The court found that sanctions in the amount of $1,000 for both Sirota and Friedrich are "the appropriate amount[s] necessary to deter repetition of such conduct[.]" The court noted that plaintiff remained obligated for $63,091 and that was the "aggregate amount" that Bolger could collect. The court entered an order dated December 7, 2007, which memorialized its findings.
Bolger appeals. He argues that the trial court misapplied Rule 1:4-8(d) and abused its discretion by imposing what he claims is a de minimus sum that "amounts to just a few hours of an attorney's billable time." Bolger asserts that, to deter future violations of the rule, sanctions in a greater amount should be imposed, taking into account the full amount of the legal fees that Bolger paid to his attorneys as well as the "ill-gotten fees" earned by plaintiff's attorneys.
The award of sanctions pursuant to Rule 1:4-8 is a matter committed to the sound discretion of the trial court.

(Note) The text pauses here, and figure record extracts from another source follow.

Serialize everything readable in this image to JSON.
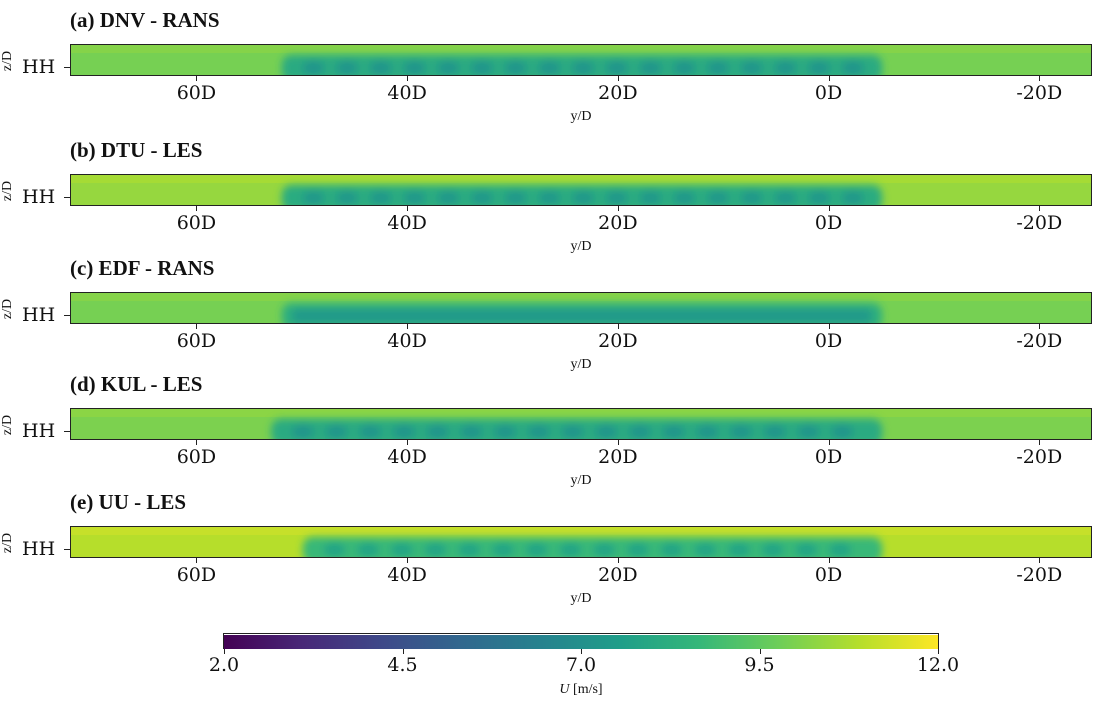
{
  "chart_data": {
    "type": "heatmap",
    "colormap": "viridis",
    "panels": [
      {
        "title": "(a) DNV - RANS",
        "free_stream": 9.9,
        "wake": 7.2,
        "wake_span": [
          -5,
          52
        ],
        "wake_rows": true
      },
      {
        "title": "(b) DTU - LES",
        "free_stream": 10.4,
        "wake": 7.3,
        "wake_span": [
          -5,
          52
        ],
        "wake_rows": true
      },
      {
        "title": "(c) EDF - RANS",
        "free_stream": 9.9,
        "wake": 7.4,
        "wake_span": [
          -5,
          52
        ],
        "wake_rows": false
      },
      {
        "title": "(d) KUL - LES",
        "free_stream": 10.0,
        "wake": 7.2,
        "wake_span": [
          -5,
          53
        ],
        "wake_rows": true
      },
      {
        "title": "(e) UU - LES",
        "free_stream": 10.9,
        "wake": 7.8,
        "wake_span": [
          -5,
          50
        ],
        "wake_rows": true
      }
    ],
    "x_ticks": [
      "60D",
      "40D",
      "20D",
      "0D",
      "-20D"
    ],
    "x_tick_values": [
      60,
      40,
      20,
      0,
      -20
    ],
    "xlim": [
      72,
      -25
    ],
    "xlabel": "y/D",
    "ylabel": "z/D",
    "y_tick": "HH",
    "colorbar": {
      "ticks": [
        "2.0",
        "4.5",
        "7.0",
        "9.5",
        "12.0"
      ],
      "range": [
        2.0,
        12.0
      ],
      "label_var": "U",
      "label_unit": " [m/s]"
    },
    "colors": {
      "viridis": [
        "#440154",
        "#482878",
        "#3e4989",
        "#31688e",
        "#26828e",
        "#1f9e89",
        "#35b779",
        "#6ece58",
        "#b5de2b",
        "#fde725"
      ]
    }
  }
}
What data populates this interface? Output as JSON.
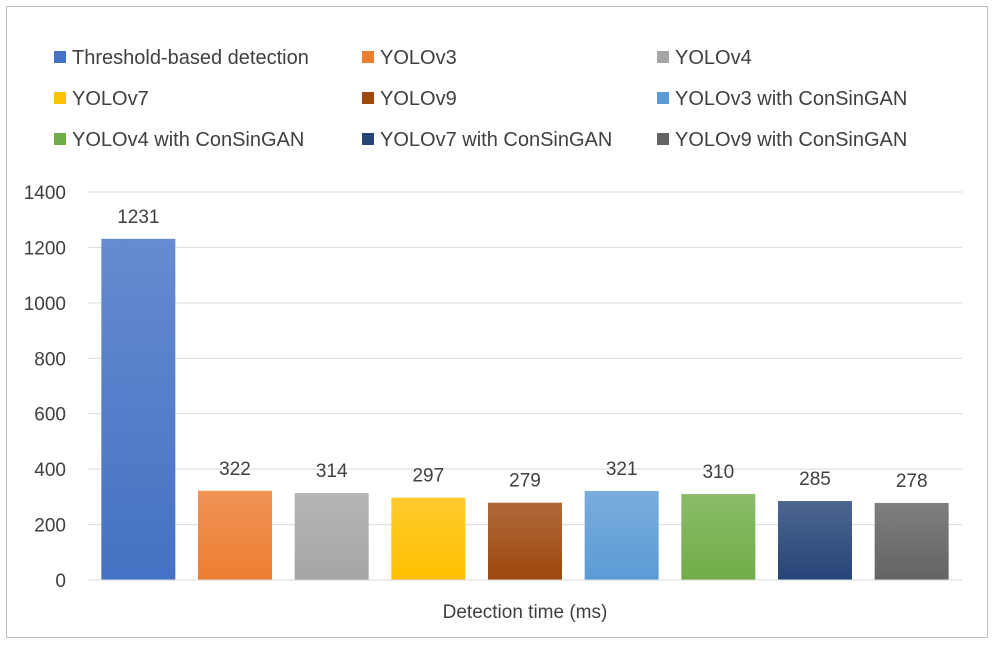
{
  "chart_data": {
    "type": "bar",
    "title": "",
    "xlabel": "Detection time (ms)",
    "ylabel": "",
    "ylim": [
      0,
      1400
    ],
    "yticks": [
      0,
      200,
      400,
      600,
      800,
      1000,
      1200,
      1400
    ],
    "grid": true,
    "legend_position": "top",
    "series": [
      {
        "name": "Threshold-based detection",
        "value": 1231,
        "color": "#4472C4"
      },
      {
        "name": "YOLOv3",
        "value": 322,
        "color": "#ED7D31"
      },
      {
        "name": "YOLOv4",
        "value": 314,
        "color": "#A5A5A5"
      },
      {
        "name": "YOLOv7",
        "value": 297,
        "color": "#FFC000"
      },
      {
        "name": "YOLOv9",
        "value": 279,
        "color": "#9E480E"
      },
      {
        "name": "YOLOv3 with ConSinGAN",
        "value": 321,
        "color": "#5B9BD5"
      },
      {
        "name": "YOLOv4 with ConSinGAN",
        "value": 310,
        "color": "#70AD47"
      },
      {
        "name": "YOLOv7 with ConSinGAN",
        "value": 285,
        "color": "#264478"
      },
      {
        "name": "YOLOv9 with ConSinGAN",
        "value": 278,
        "color": "#636363"
      }
    ]
  }
}
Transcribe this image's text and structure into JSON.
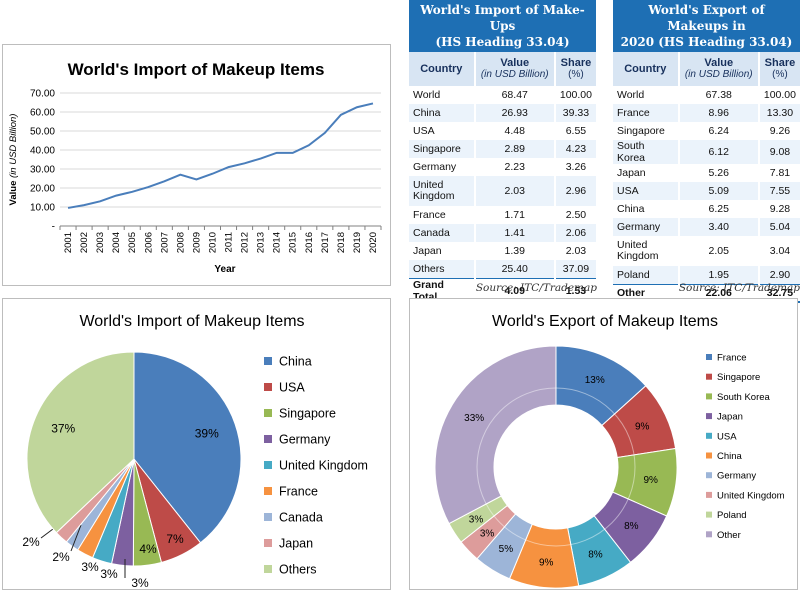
{
  "line_chart": {
    "title": "World's Import of Makeup Items",
    "ylabel": "Value",
    "ylabel_italic": "(in USD Billion)",
    "xlabel": "Year",
    "y_ticks": [
      "-",
      "10.00",
      "20.00",
      "30.00",
      "40.00",
      "50.00",
      "60.00",
      "70.00"
    ]
  },
  "import_table": {
    "title_line1": "World's Import of Make-Ups",
    "title_line2": "(HS Heading 33.04)",
    "col_country": "Country",
    "col_value": "Value",
    "col_value_sub": "(in USD Billion)",
    "col_share": "Share",
    "col_share_sub": "(%)",
    "rows": [
      {
        "country": "World",
        "value": "68.47",
        "share": "100.00"
      },
      {
        "country": "China",
        "value": "26.93",
        "share": "39.33"
      },
      {
        "country": "USA",
        "value": "4.48",
        "share": "6.55"
      },
      {
        "country": "Singapore",
        "value": "2.89",
        "share": "4.23"
      },
      {
        "country": "Germany",
        "value": "2.23",
        "share": "3.26"
      },
      {
        "country": "United Kingdom",
        "value": "2.03",
        "share": "2.96"
      },
      {
        "country": "France",
        "value": "1.71",
        "share": "2.50"
      },
      {
        "country": "Canada",
        "value": "1.41",
        "share": "2.06"
      },
      {
        "country": "Japan",
        "value": "1.39",
        "share": "2.03"
      },
      {
        "country": "Others",
        "value": "25.40",
        "share": "37.09"
      }
    ],
    "total": {
      "country": "Grand Total",
      "value": "4.09",
      "share": "1.53"
    },
    "source": "Source: ITC/Trademap"
  },
  "export_table": {
    "title_line1": "World's Export of Makeups in",
    "title_line2": "2020 (HS Heading 33.04)",
    "col_country": "Country",
    "col_value": "Value",
    "col_value_sub": "(in USD Billion)",
    "col_share": "Share",
    "col_share_sub": "(%)",
    "rows": [
      {
        "country": "World",
        "value": "67.38",
        "share": "100.00"
      },
      {
        "country": "France",
        "value": "8.96",
        "share": "13.30"
      },
      {
        "country": "Singapore",
        "value": "6.24",
        "share": "9.26"
      },
      {
        "country": "South Korea",
        "value": "6.12",
        "share": "9.08"
      },
      {
        "country": "Japan",
        "value": "5.26",
        "share": "7.81"
      },
      {
        "country": "USA",
        "value": "5.09",
        "share": "7.55"
      },
      {
        "country": "China",
        "value": "6.25",
        "share": "9.28"
      },
      {
        "country": "Germany",
        "value": "3.40",
        "share": "5.04"
      },
      {
        "country": "United Kingdom",
        "value": "2.05",
        "share": "3.04"
      },
      {
        "country": "Poland",
        "value": "1.95",
        "share": "2.90"
      }
    ],
    "total": {
      "country": "Other",
      "value": "22.06",
      "share": "32.75"
    },
    "source": "Source: ITC/Trademap"
  },
  "chart_data": [
    {
      "type": "line",
      "title": "World's Import of Makeup Items",
      "xlabel": "Year",
      "ylabel": "Value (in USD Billion)",
      "ylim": [
        0,
        70
      ],
      "grid": true,
      "x": [
        "2001",
        "2002",
        "2003",
        "2004",
        "2005",
        "2006",
        "2007",
        "2008",
        "2009",
        "2010",
        "2011",
        "2012",
        "2013",
        "2014",
        "2015",
        "2016",
        "2017",
        "2018",
        "2019",
        "2020"
      ],
      "series": [
        {
          "values": [
            9.5,
            11.0,
            13.0,
            16.0,
            18.0,
            20.5,
            23.5,
            27.0,
            24.5,
            27.5,
            31.0,
            33.0,
            35.5,
            38.5,
            38.5,
            42.5,
            49.0,
            58.5,
            62.5,
            64.5
          ],
          "color": "#4a7ebb"
        }
      ]
    },
    {
      "type": "pie",
      "title": "World's Import of Makeup Items",
      "legend": "right",
      "categories": [
        "China",
        "USA",
        "Singapore",
        "Germany",
        "United Kingdom",
        "France",
        "Canada",
        "Japan",
        "Others"
      ],
      "values": [
        39.33,
        6.55,
        4.23,
        3.26,
        2.96,
        2.5,
        2.06,
        2.03,
        37.09
      ],
      "labels": [
        "39%",
        "7%",
        "4%",
        "3%",
        "3%",
        "3%",
        "2%",
        "2%",
        "37%"
      ],
      "colors": [
        "#4a7ebb",
        "#be4b48",
        "#98b954",
        "#7d60a0",
        "#46aac5",
        "#f69240",
        "#9db5d8",
        "#dd9c9b",
        "#c0d69b"
      ]
    },
    {
      "type": "pie",
      "title": "World's Export of Makeup Items",
      "legend": "right",
      "categories": [
        "France",
        "Singapore",
        "South Korea",
        "Japan",
        "USA",
        "China",
        "Germany",
        "United Kingdom",
        "Poland",
        "Other"
      ],
      "values": [
        13.3,
        9.26,
        9.08,
        7.81,
        7.55,
        9.28,
        5.04,
        3.04,
        2.9,
        32.75
      ],
      "labels": [
        "13%",
        "9%",
        "9%",
        "8%",
        "8%",
        "9%",
        "5%",
        "3%",
        "3%",
        "33%"
      ],
      "colors": [
        "#4a7ebb",
        "#be4b48",
        "#98b954",
        "#7d60a0",
        "#46aac5",
        "#f69240",
        "#9db5d8",
        "#dd9c9b",
        "#c0d69b",
        "#b0a3c6"
      ]
    }
  ]
}
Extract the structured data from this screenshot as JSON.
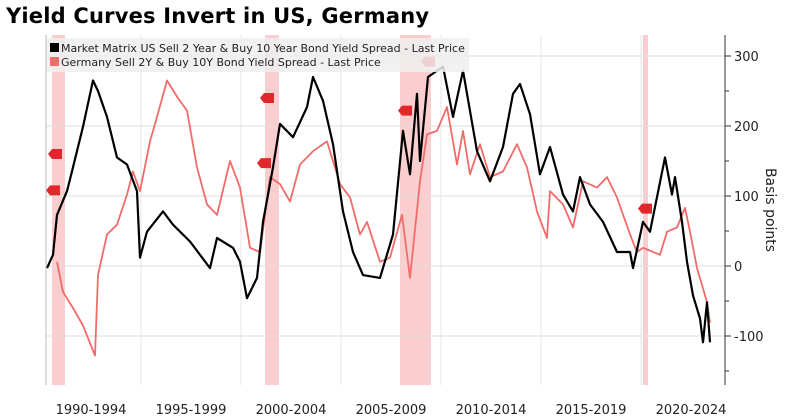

Masone v. Levine, 382 N.J. Super. 181, 193 (App. Div. 2005). We may not disturb such an award unless the trial court failed to consider all relevant factors, based its decision on irrelevant or inappropriate considerations, or rendered a determination that reflects "a clear error in judgment." Ibid. (citing Flagg v. Essex County Prosecutor, 171 N.J. 561, 571 (2002)).
Notwithstanding Bolger's arguments to the contrary, we are convinced that the trial court did not abuse its discretion by imposing sanctions of $1,000 upon both Sirota and Friedrich. Here, the trial court was familiar with the action, having managed the case from its inception. The court also was aware of our previous decision in which we held that plaintiff and his attorneys filed groundless claims against Bolger in violation of Rule 1:4-8(a).
Based on its careful consideration of the entire record, the trial court found that sanctions of $1,000 were sufficient to deter Sirota and Friedrich from future violations of Rule 1:4-8(a). We cannot say that the sanctions imposed by the trial court represent the sort of "clear error in judgment" that would justify our intervention.